While we’ve been long reliant on computers and the internet to work and collaborate, an entirely officeless organization is a recent notion. With the pandemic forcing many companies to expand beyond their brick-and-mortar locations and offices, many HR tactics of managing talent have become obsolete.
Fortunately, the consequential digitization of work provides companies with a myriad of new data from which to gain granular insight into their workforce. Based on our experience at , new data sourcing methods and novel metrics relationships can help companies redefine their approach to talent management.
Finding Talent Internally
The majority of HR professionals know that on top of costing less, internal hires are more likely to perform better than external ones. Conventionally, hiring managers don’t have adequate tools and data to determine employees that have the desired skill set for a particular role. However, given that the majority of our work-related actions and communications now leave digital traces, companies can understand their employees’ competencies much better.
Depending on the goal the HR team is trying to achieve, data-based internal hiring strategies can range significantly. In any case, any people analytics project starts with determining clear outcomes, for example, filling an important top management position or increasing customer satisfaction by assembling a new service team.
Besides conventional performance assessment, companies should make use of employee communication data to support their internal sourcing efforts. This way, employees that are asked the most questions by their colleagues often have a higher chance of performing well in top management roles.
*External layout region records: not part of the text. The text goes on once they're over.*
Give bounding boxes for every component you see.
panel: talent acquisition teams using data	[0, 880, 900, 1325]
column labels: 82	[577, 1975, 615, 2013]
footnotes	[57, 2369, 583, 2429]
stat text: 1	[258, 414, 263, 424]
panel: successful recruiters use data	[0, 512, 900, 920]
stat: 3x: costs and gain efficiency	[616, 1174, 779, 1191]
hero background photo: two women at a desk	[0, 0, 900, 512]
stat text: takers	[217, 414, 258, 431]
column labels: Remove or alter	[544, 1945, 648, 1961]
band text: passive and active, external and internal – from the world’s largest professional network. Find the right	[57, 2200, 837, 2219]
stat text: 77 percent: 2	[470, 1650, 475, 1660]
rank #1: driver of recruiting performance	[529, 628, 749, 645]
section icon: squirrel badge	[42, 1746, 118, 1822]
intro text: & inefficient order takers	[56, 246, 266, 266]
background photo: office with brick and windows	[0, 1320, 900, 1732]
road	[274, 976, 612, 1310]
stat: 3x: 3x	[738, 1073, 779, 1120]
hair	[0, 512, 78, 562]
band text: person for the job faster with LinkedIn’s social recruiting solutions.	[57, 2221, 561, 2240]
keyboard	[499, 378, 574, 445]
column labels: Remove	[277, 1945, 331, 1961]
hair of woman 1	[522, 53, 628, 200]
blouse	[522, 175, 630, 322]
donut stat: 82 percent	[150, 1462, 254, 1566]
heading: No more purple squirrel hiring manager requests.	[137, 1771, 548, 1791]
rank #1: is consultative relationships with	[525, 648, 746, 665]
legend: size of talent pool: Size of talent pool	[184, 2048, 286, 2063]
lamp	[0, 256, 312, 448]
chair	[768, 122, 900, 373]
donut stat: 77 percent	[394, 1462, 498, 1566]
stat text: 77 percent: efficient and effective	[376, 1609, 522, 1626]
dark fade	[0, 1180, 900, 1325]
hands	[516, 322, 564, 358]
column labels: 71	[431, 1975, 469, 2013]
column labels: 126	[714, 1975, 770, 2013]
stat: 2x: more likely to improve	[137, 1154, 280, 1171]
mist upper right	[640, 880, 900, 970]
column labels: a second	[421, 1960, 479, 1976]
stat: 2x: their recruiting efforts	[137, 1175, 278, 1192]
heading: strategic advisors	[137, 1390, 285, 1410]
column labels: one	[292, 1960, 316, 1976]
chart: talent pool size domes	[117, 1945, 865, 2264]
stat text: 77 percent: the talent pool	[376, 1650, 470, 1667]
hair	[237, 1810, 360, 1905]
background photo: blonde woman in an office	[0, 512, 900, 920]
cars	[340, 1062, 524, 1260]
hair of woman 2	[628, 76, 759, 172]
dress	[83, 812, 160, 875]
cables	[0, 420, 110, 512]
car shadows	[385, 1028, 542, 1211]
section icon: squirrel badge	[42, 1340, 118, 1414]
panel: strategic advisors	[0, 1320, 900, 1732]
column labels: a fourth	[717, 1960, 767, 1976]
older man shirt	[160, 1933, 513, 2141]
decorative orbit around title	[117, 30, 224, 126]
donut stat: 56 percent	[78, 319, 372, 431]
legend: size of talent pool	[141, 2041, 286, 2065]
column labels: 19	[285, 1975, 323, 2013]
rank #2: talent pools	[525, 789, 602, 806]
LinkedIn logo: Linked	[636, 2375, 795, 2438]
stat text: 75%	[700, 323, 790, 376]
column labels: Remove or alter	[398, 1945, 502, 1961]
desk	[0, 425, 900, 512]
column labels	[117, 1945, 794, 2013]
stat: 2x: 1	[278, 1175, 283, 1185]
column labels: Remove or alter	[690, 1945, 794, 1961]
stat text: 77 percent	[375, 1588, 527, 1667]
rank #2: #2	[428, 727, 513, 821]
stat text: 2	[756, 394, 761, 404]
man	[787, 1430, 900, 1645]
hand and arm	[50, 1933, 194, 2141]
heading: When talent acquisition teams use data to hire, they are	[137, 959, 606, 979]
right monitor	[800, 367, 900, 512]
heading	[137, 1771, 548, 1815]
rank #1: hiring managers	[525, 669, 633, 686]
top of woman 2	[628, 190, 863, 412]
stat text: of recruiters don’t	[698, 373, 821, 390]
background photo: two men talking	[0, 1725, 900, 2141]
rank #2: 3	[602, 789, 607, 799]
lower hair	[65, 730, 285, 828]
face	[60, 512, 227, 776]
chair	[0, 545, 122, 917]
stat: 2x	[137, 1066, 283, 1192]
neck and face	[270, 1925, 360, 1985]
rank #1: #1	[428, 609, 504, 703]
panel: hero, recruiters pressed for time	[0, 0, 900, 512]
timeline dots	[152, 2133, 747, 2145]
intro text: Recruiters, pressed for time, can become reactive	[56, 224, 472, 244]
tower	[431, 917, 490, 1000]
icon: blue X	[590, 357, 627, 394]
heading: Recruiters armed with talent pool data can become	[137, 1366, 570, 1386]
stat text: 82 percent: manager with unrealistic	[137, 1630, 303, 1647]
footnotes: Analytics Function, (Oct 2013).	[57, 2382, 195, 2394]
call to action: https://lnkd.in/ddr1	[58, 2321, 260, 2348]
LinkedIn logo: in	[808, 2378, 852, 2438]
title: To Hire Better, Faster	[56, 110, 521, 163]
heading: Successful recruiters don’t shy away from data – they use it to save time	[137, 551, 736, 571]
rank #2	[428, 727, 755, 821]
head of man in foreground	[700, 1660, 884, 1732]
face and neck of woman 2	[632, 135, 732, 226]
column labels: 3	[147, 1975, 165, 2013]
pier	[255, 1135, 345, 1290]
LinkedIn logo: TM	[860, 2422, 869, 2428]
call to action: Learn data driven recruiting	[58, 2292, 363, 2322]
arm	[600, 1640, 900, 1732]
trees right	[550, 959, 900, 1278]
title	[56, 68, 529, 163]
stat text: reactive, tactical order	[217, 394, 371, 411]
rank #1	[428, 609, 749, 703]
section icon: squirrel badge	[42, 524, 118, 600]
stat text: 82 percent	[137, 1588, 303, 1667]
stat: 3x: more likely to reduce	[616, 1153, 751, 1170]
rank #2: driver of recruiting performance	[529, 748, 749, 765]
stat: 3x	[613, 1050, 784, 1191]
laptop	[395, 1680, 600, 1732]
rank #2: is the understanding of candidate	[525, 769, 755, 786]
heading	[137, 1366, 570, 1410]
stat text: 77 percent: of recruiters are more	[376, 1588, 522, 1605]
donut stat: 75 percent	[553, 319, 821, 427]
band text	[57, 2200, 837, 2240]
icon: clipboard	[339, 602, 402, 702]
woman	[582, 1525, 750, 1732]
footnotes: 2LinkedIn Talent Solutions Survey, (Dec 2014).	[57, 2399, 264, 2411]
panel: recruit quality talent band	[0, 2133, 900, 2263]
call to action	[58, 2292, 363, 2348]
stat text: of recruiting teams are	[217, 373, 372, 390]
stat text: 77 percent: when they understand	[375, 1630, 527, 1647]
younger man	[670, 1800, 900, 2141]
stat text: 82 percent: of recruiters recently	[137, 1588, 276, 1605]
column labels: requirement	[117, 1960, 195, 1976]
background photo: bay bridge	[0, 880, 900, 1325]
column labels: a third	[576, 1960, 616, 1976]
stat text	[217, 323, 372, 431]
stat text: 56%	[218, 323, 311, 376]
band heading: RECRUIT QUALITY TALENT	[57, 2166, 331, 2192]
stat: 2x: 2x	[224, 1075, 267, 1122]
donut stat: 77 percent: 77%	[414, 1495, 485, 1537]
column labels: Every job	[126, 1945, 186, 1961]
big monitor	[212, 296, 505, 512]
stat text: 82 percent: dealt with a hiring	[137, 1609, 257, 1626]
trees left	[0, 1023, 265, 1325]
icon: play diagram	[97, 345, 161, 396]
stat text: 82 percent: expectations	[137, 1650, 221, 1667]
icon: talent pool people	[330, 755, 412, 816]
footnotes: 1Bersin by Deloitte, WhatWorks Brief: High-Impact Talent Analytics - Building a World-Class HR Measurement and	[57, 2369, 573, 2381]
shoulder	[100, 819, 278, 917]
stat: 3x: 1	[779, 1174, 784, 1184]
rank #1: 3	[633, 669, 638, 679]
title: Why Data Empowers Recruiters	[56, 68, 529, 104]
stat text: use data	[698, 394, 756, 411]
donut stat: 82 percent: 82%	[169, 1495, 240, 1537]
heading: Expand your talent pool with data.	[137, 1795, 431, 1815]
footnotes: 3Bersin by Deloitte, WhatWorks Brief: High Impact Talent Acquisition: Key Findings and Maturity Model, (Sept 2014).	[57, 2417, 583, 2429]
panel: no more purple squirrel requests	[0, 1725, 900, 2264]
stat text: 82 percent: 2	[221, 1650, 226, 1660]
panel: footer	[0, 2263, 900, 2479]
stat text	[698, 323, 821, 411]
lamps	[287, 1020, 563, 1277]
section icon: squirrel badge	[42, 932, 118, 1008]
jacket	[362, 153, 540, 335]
In fact, various data points about internal communication circles can provide HR managers with previously unattainable insights. Looking at the change of internal communication volume and tone over time can help in identifying employees that underutilize their skills or have hidden potential to perform more value-adding work.
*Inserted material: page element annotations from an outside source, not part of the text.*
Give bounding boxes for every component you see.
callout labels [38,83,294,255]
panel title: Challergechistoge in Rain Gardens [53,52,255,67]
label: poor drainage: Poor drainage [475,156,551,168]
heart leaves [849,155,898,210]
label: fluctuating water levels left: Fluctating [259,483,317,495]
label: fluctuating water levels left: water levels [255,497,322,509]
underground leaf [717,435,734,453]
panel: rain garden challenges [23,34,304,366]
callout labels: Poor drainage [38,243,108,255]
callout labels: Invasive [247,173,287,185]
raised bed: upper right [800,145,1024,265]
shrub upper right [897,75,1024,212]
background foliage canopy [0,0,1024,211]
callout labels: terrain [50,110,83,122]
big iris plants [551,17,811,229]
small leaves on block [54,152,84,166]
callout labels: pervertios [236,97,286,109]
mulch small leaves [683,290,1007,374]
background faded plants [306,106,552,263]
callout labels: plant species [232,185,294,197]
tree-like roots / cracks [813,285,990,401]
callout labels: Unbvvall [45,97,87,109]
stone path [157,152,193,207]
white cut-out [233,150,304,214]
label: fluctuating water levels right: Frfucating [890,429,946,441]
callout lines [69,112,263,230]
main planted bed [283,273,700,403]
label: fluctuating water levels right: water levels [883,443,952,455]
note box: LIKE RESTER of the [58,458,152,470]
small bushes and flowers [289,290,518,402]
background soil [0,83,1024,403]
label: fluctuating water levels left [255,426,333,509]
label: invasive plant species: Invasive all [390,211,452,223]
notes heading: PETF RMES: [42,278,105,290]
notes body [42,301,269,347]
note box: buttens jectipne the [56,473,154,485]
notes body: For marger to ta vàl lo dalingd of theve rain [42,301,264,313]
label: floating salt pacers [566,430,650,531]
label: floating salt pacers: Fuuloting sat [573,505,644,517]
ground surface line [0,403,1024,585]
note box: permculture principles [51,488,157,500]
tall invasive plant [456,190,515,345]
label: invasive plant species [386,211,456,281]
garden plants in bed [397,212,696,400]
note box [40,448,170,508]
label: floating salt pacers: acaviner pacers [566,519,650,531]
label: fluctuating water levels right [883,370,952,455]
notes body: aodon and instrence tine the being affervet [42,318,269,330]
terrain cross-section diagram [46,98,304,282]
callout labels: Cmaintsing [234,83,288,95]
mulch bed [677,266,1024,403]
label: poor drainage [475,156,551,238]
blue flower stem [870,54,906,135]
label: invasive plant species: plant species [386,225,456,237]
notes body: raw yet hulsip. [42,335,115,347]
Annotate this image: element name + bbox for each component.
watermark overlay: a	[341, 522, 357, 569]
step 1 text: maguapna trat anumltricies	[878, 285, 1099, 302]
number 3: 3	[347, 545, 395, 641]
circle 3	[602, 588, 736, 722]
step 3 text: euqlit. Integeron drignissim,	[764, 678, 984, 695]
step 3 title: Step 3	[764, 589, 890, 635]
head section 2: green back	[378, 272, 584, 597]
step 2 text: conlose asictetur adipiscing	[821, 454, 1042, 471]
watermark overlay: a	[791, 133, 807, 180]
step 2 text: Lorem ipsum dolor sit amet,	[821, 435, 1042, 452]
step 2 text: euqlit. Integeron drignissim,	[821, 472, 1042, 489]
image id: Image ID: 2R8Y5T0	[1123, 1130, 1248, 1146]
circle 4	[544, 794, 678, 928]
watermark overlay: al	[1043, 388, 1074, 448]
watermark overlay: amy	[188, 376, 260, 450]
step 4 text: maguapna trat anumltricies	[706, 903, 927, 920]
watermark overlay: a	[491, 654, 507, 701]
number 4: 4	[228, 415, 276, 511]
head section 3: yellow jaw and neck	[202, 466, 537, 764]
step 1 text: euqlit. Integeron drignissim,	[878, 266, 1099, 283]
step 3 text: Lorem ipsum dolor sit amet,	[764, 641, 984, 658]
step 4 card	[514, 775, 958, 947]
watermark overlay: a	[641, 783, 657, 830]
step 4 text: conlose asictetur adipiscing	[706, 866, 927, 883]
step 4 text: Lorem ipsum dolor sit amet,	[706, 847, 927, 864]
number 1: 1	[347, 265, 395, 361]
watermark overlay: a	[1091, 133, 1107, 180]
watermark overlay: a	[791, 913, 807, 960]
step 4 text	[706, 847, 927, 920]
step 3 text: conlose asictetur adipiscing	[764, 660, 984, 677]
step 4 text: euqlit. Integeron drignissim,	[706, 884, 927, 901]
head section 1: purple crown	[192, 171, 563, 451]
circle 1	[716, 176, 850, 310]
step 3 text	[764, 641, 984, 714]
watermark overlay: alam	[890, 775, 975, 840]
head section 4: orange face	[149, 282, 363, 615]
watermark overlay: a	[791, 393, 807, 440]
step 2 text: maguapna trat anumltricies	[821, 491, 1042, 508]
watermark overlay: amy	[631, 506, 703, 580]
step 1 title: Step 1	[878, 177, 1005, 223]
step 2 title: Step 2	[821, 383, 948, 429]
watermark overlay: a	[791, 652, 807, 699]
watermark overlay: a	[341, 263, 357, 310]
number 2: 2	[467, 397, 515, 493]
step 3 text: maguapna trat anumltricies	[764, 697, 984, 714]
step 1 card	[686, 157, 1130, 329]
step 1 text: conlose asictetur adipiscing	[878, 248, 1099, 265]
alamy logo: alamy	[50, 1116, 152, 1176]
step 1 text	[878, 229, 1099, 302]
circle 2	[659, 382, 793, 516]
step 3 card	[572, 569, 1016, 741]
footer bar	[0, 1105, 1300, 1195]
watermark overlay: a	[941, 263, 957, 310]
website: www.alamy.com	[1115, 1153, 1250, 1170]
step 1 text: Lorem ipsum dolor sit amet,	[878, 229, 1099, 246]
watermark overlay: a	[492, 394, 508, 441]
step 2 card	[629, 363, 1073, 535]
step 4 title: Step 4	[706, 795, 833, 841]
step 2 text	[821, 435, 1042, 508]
Preventing High Employee Attrition
In essence, well-thought-out data analytics practices can prevent many issues associated with employee performance, attrition, etc. For example, companies that suffer from high attrition rates usually employ the most straightforward and brutally dated tactics trying to retain a few more employees. Trying to keep people that want to leave by offering them bonuses and promotions, rarely results in them staying for long.
Instead, companies can identify at-risk employees by assessing historic data of workers who’ve already retired or left and making correlations. In the majority of cases, the root cause of high attrition rates rarely lies in unfair compensation. Being stuck in a small, low-performing team, having a conflict with a manager, not receiving a long-awaited promotion, or getting assigned to a multi-year project that you don’t like are all much more potent reasons for a job change. By understanding these pain points, companies can apply much more sophisticated strategies to keep their workforce engaged and satisfied.
It’s All About Data
However, the aforementioned superpowers can only be gained when you know what data to look for and analyze. The journey to data-driven talent management starts with ensuring that appropriate data architecture, quality, security, and privacy standards are established. A poor data foundation remains the biggest barrier to data-based talent management projects that bring consistent results. Significant investments and time are required to establish solid data governance practices and data gathering guidelines and re-organize HR data systems for advanced analytics purposes.
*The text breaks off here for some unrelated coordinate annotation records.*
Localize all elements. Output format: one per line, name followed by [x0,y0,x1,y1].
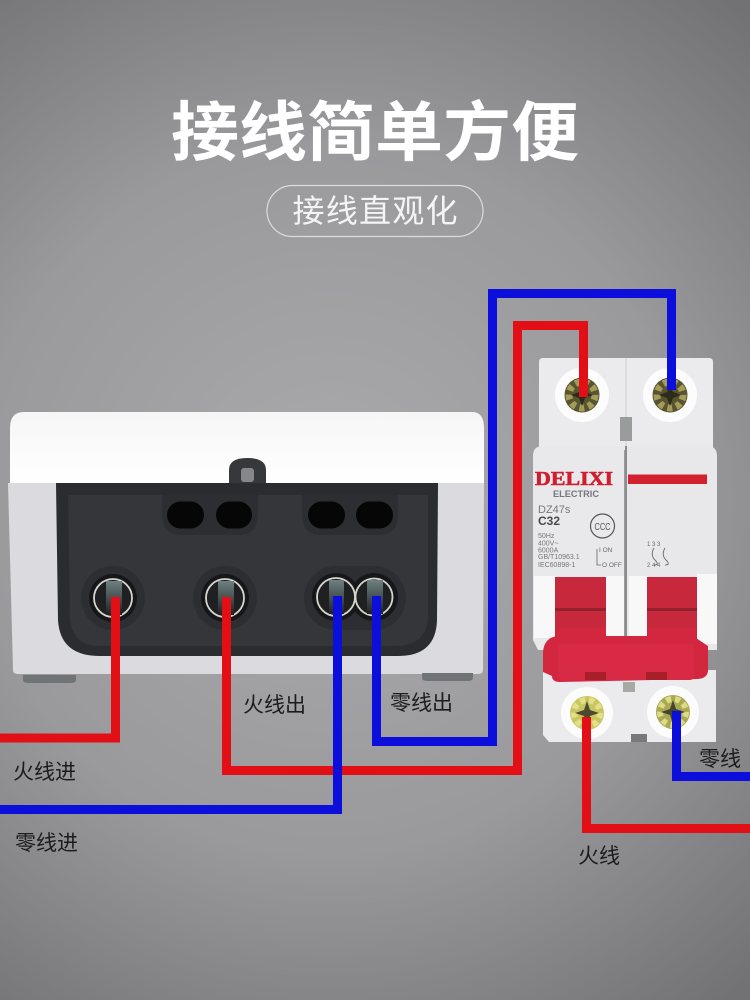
brand sub label: ELECTRIC [553,489,599,500]
on off legend: I ON [599,547,613,554]
mounting tab [229,458,266,484]
breaker right front [627,446,717,650]
blue wire: neutral in [0,596,338,810]
circuit breaker [533,358,717,742]
breaker top section [539,358,713,450]
model labels: 6000A [538,548,559,554]
top screw right [643,368,697,422]
red wire: live out to breaker [226,326,584,770]
model labels: IEC60898-1 [538,562,575,569]
model labels: C32 [538,514,560,528]
distribution box [8,412,484,683]
dark terminal panel [56,483,438,656]
red wire: breaker live output [586,717,750,828]
box lid [10,412,484,483]
label: live out: 火线出 [243,694,306,717]
box body [8,483,484,674]
on off legend: O OFF [602,562,622,569]
blue wire: neutral out to breaker [376,294,672,742]
bottom screw left [561,687,613,739]
toggle handle [543,628,708,682]
CCC mark: CCC [594,521,611,533]
handle side guards [534,574,717,644]
red wire: live in [0,597,116,738]
title: 接线简单方便 [171,96,579,169]
circuit symbol: 2 4 4 [647,563,661,569]
circuit symbol: 1 3 3 [647,542,661,548]
bottom screw right [647,686,699,738]
model labels: 50Hz [538,533,555,540]
label: neutral out: 零线出 [390,692,453,715]
rubber feet [23,675,76,683]
model labels: GB/T10963.1 [538,554,580,561]
terminal holes [81,566,406,630]
label: neutral: 零线 [699,748,741,771]
subtitle pill: 接线直观化 [292,193,458,229]
red stripe [628,474,707,484]
breaker left front [533,446,624,650]
model labels [538,504,580,569]
circuit symbol [647,542,668,569]
blue wire: breaker neutral output [676,711,750,776]
breaker bottom section [543,670,716,742]
label: live in: 火线进 [13,761,76,784]
label: neutral in: 零线进 [15,832,78,855]
toggle windows [555,577,606,643]
slot lobes [162,495,398,535]
model labels: DZ47s [538,504,571,516]
top screw left [555,368,609,422]
CCC mark [590,514,614,538]
oval slots [167,502,393,528]
model labels: 400V~ [538,540,558,548]
subtitle pill [267,186,483,236]
on off legend [597,547,622,569]
label: live: 火线 [578,845,620,868]
brand DELIXI: DELIXI [535,468,613,490]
In fact, reveals that companies are barely scratching the surface of advanced people analytics. These alluring ideas about data-driven employee development and engagement remain mostly unfeasible because of pressing requirements for enormous amounts of highly accurate data, state-of-the-art analytics models, and strong data culture. And unfortunately, a cross-functional data science team won’t suffice in a full-fledged people analytics initiative. Moreover, each organization requires highly-tailored frameworks for creating and managing such projects, with its realization further complicated by ever-strengthening privacy policies.
It’s not to say that these data-based talent management initiatives aren’t worthy of exploring. Even small efforts towards data-driven HR decision-making can have a significant impact on workforce efficiency. Inevitably, people analytics will become a standard HR practice and a source of considerable competitive advantage. This is why it’s important to explore these ideas as early as possible.